MILAN (Reuters) - Hong Kong-listed Italian luxury group Prada (OTC:PRDSY) SpA said on Thursday it had bought a stake in the Tuscan tannery Superior SpA, tightening its grip on its supply chain, but noted it had not decided whether to list in Milan. A dual listing in Europe would help Prada widen its investor base, as some investment funds can only put money in European or U.S. stocks.
"No decision has been taken," on a secondary listing in Milan, Chief Executive Patrizio Bertelli said in an interview with Italian daily newspaper Il Corriere della Sera.
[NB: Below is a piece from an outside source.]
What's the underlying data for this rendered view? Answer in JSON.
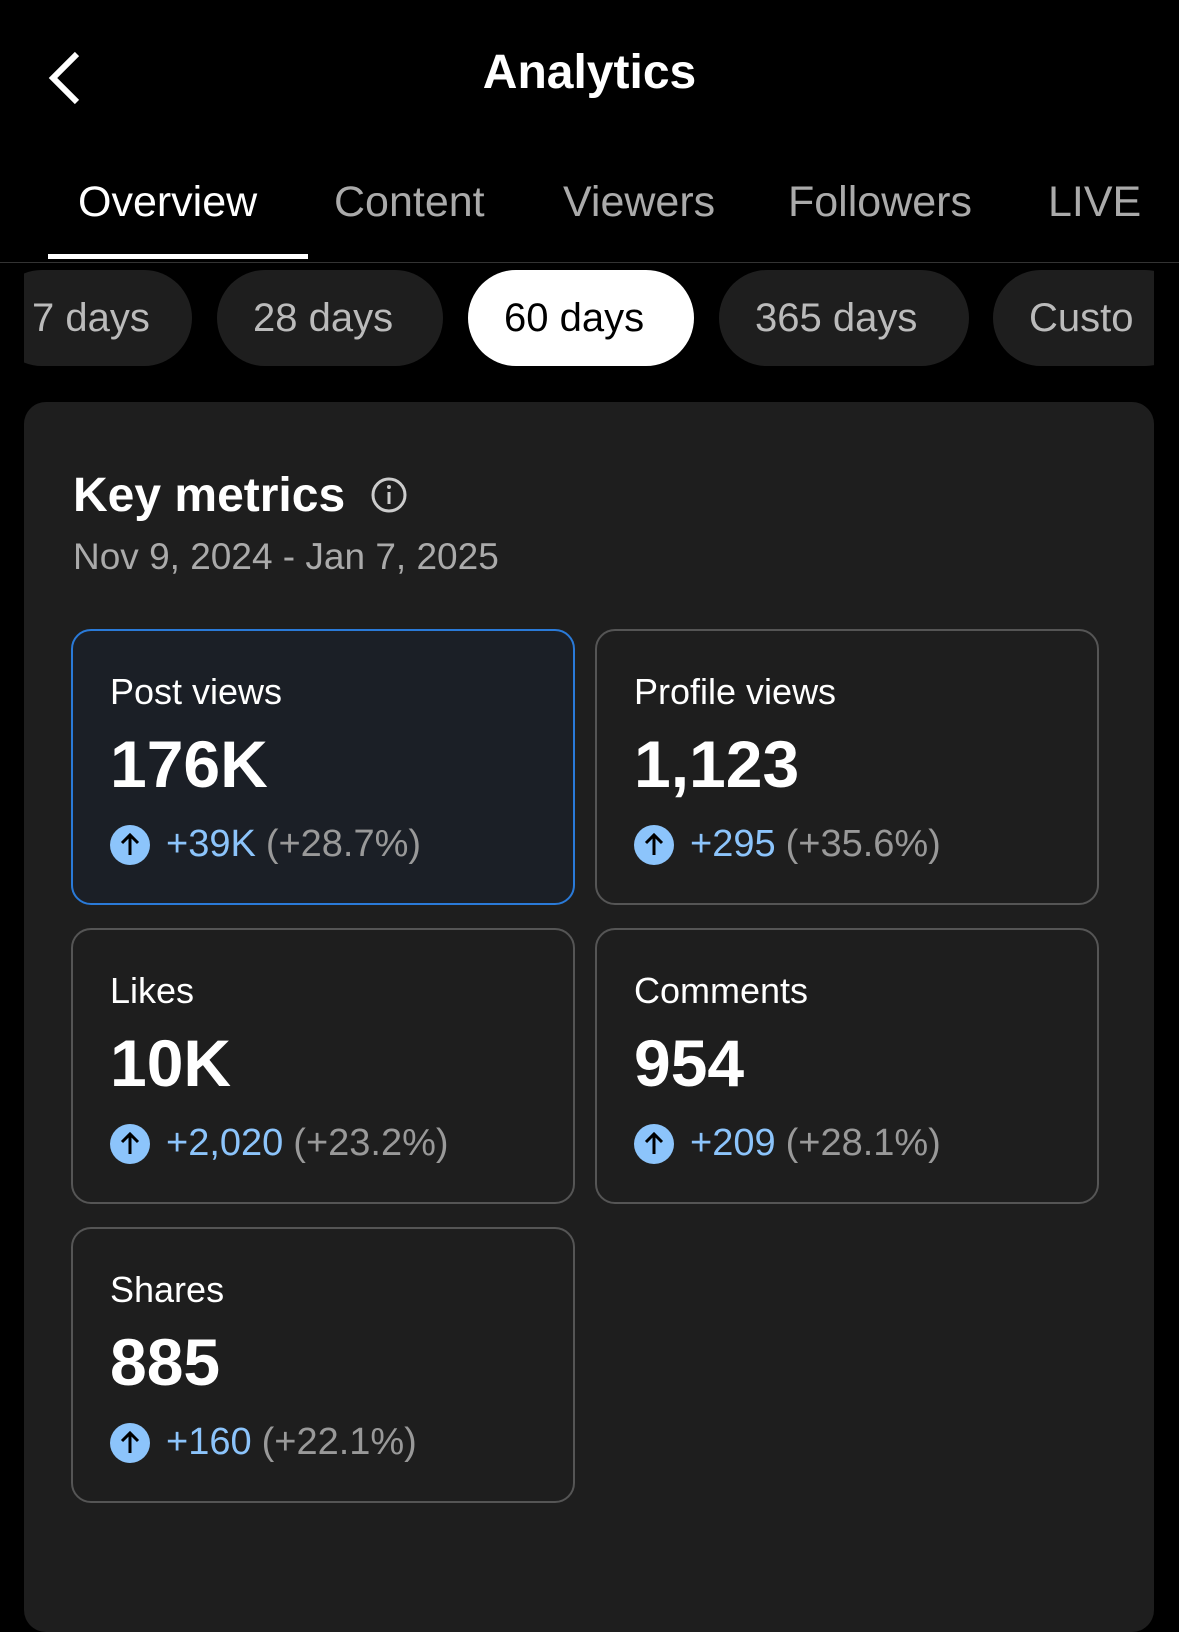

In July, Prada's Chairman Paolo Zannoni said a secondary listing in Milan was a possibility but not a priority for Prada.
Last month Bloomberg News reported that Prada was considering seeking at least $1 billion from a secondary listing in Milan and was working with Goldman Sachs (NYSE:GS) on early preparations.
Italian daily newspaper Il Sole 24 Ore reported on Tuesday that Prada aimed to list in the Milan stock exchange next year.
Tuscany has been booming as high-end fashion houses scramble to meet a strong wave of global, post-pandemic demand for luxury accessories, expanding their factories and buying artisan workshops.
Based in Santa Croce sull'Arno, near Pisa, Superior is a leader in calfskin processing and has been active for more than 60 years in the Italian and international markets as a specialised tanner for the luxury sector, Prada said.
Under the agreement, Prada bought a 43.65% stake in Superior, whose management responsibility will remain with the current CEO, Stefano Caponi.
"The acquisition of a shareholding in Superior represents another important step in the strategic direction towards vertical integration of the Prada Group's supply chain," Bertelli said.